If there was a possibility for 'faction specific' type senate missions, that'd be nice. Gauls taking missions from the Carnutes and such, but it'd have to be depicted properly too. The druid-types of the Celtic peoples were not political leaders, they were advisors and religious leaders. The second position does provide them power in the aforementioned 'crusade' aspect. If you didn't perform the holy tasks required of you, the religious leaders could, essentially, perform a smear campaign of your rule, and encourage civil rebellion, desertion, etc., and their envoys to their peers in other Celtic nations could easily encourage their peers to engage in a similar campaign, and encourage invasion and open war against what would be seen as a heretical leader. But, that's all hypothetical, imagining that it COULD be done.

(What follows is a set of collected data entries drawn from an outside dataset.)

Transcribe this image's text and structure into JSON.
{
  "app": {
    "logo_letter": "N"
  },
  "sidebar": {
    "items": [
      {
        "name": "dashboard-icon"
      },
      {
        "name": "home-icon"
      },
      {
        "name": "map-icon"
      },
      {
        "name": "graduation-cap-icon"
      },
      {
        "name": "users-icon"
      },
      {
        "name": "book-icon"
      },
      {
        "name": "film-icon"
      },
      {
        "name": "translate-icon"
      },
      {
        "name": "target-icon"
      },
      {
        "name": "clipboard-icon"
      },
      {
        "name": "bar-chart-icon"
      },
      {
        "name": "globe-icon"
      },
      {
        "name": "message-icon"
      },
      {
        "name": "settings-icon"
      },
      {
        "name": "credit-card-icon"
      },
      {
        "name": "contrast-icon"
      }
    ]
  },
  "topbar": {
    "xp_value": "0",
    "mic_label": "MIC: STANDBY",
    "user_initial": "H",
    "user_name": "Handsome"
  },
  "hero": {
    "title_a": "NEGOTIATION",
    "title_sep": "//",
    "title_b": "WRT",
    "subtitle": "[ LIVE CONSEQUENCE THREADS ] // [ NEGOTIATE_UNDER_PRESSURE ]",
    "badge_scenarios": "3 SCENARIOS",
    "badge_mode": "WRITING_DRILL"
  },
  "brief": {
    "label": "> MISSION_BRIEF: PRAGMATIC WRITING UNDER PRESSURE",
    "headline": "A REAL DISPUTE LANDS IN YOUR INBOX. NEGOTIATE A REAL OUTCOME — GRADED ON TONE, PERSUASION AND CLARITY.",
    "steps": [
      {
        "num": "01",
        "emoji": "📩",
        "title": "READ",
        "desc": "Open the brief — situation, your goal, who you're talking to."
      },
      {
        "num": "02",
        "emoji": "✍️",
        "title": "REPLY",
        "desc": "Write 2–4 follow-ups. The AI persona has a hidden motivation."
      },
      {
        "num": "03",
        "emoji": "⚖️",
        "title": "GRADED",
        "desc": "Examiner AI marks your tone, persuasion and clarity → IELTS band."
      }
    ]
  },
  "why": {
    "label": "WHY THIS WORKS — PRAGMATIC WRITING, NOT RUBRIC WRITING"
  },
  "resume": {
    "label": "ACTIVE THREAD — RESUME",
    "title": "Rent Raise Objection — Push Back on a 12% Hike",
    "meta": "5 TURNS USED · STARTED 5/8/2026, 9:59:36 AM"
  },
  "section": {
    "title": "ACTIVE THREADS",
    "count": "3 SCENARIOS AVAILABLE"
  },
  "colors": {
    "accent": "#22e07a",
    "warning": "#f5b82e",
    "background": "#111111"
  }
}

I only expand on the Celt suggestion here because I know essentially nothing about what could be done with other factions, but I imagine it'd be essentially identical. Most of it, for Celts, really lies in the wording of it, and the finer details exactly of what their 'missions' mean, and what their nature would be (religious conquests, not unlike crusades).

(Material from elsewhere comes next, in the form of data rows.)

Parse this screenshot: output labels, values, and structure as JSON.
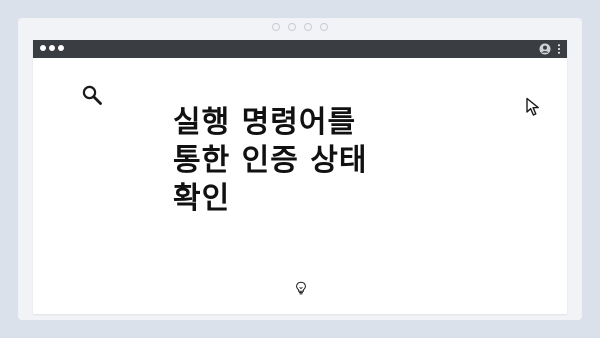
{
  "headline": {
    "lines": [
      "실행 명령어를",
      "통한 인증 상태",
      "확인"
    ]
  },
  "icons": {
    "search": "search-icon",
    "cursor": "cursor-icon",
    "lightbulb": "lightbulb-icon",
    "user": "user-icon",
    "menu": "kebab-menu-icon"
  },
  "colors": {
    "background": "#dbe1ea",
    "frame": "#f1f3f6",
    "titlebar": "#3a3d42",
    "window": "#ffffff",
    "text": "#111111"
  }
}
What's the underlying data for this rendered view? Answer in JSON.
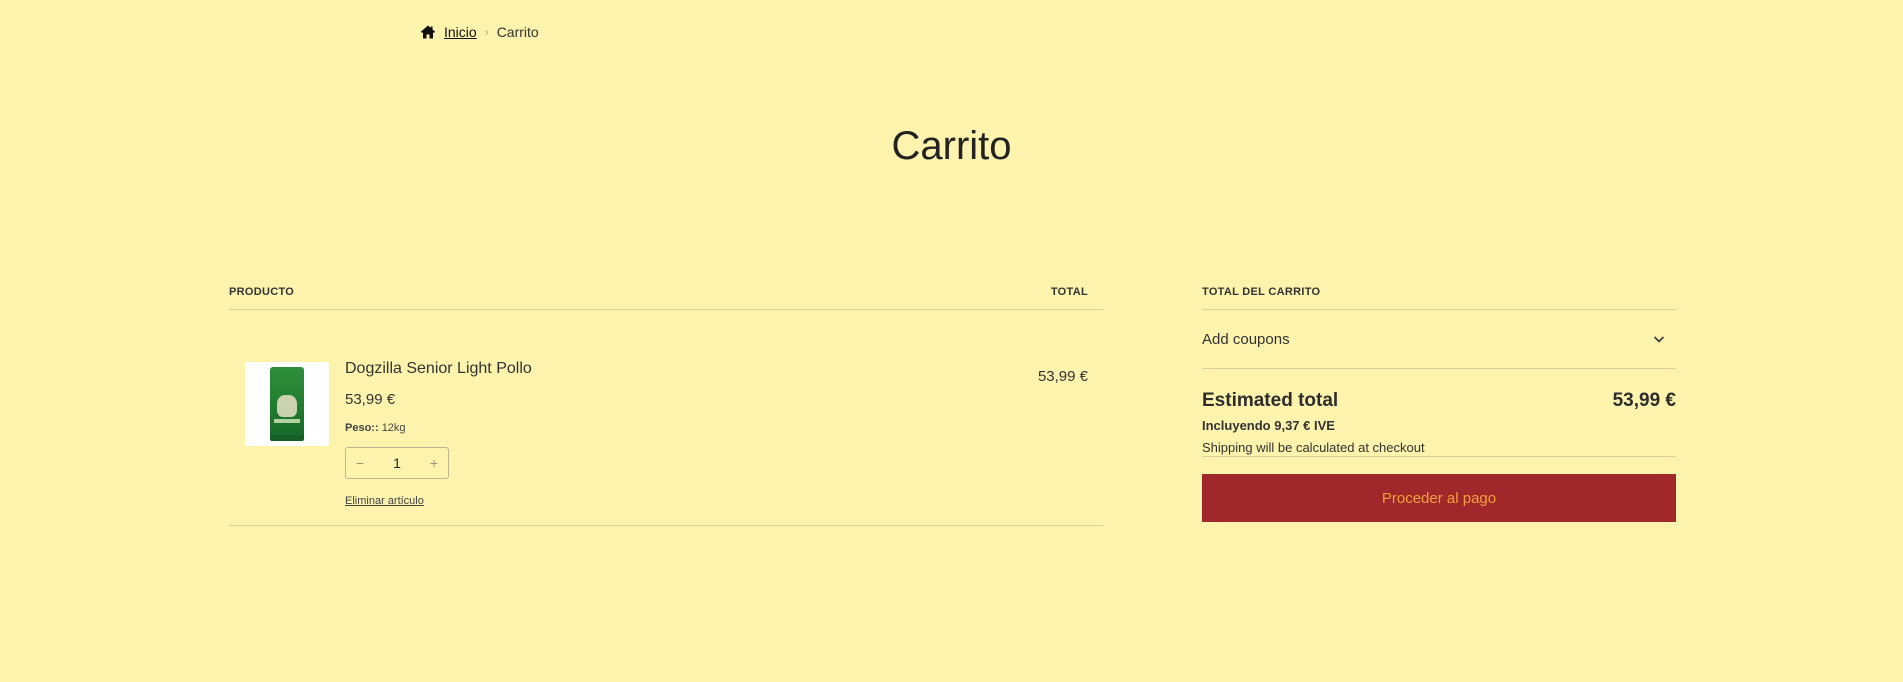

I know Pyscho V said all that, essentially, but I wished to expand upon it a bit, with the 'rationalizing' of it, because propaganda against you for defiance of a holy objective is probably the most realistic course of a 'senate' in a Celtic society, as they put a huge amount of stock in religious leaders, which, as stated, were not political in nature, but a religious leader, properly angling his influence to get what he desires, could become even more powerful, especially in a society that nearly deifies them.

My complaints with a 'druid' senate, that would govern ALL Celtic factions has already been noted, but I'd take no mind to individual 'senates', and special relationships between Celts, as Celts did take to mind who was Celtic and who was not, even if they did not consider themselves a single people, necessarily. And while their gods and practices may have varied some, they would all have a vested interest in ensuring one another follows their religion, because, seemingly, their religions likely encouraged a type of xenophobia, and encouraged some level of Celtic solidarity. This is most readily present in early dark age records of champion fights, where Celtic peoples (mainly Welsh and Gaelic by this time) would send only a single champion to fight another champion to the death, rather than engage in full scale wars, if they could be avoided. This type of mentality was still present after Christian conversion, where Irish kings tended to prefer this method of combat amongst eachother, and the one to use massed force first in a war was readily shunned and often allied against, not so much in support of the offended's argument, but to punish the offender for breaking a code of etiquette. As such, if ever possibly implemented (a one in a million chance, I'm sure), starting war with another Celtic nation should likely cause a large amount of revolt in their own country (a king may be feeling particularly irreligious or self important, but his people aren't necessarily so inclined to agree with them).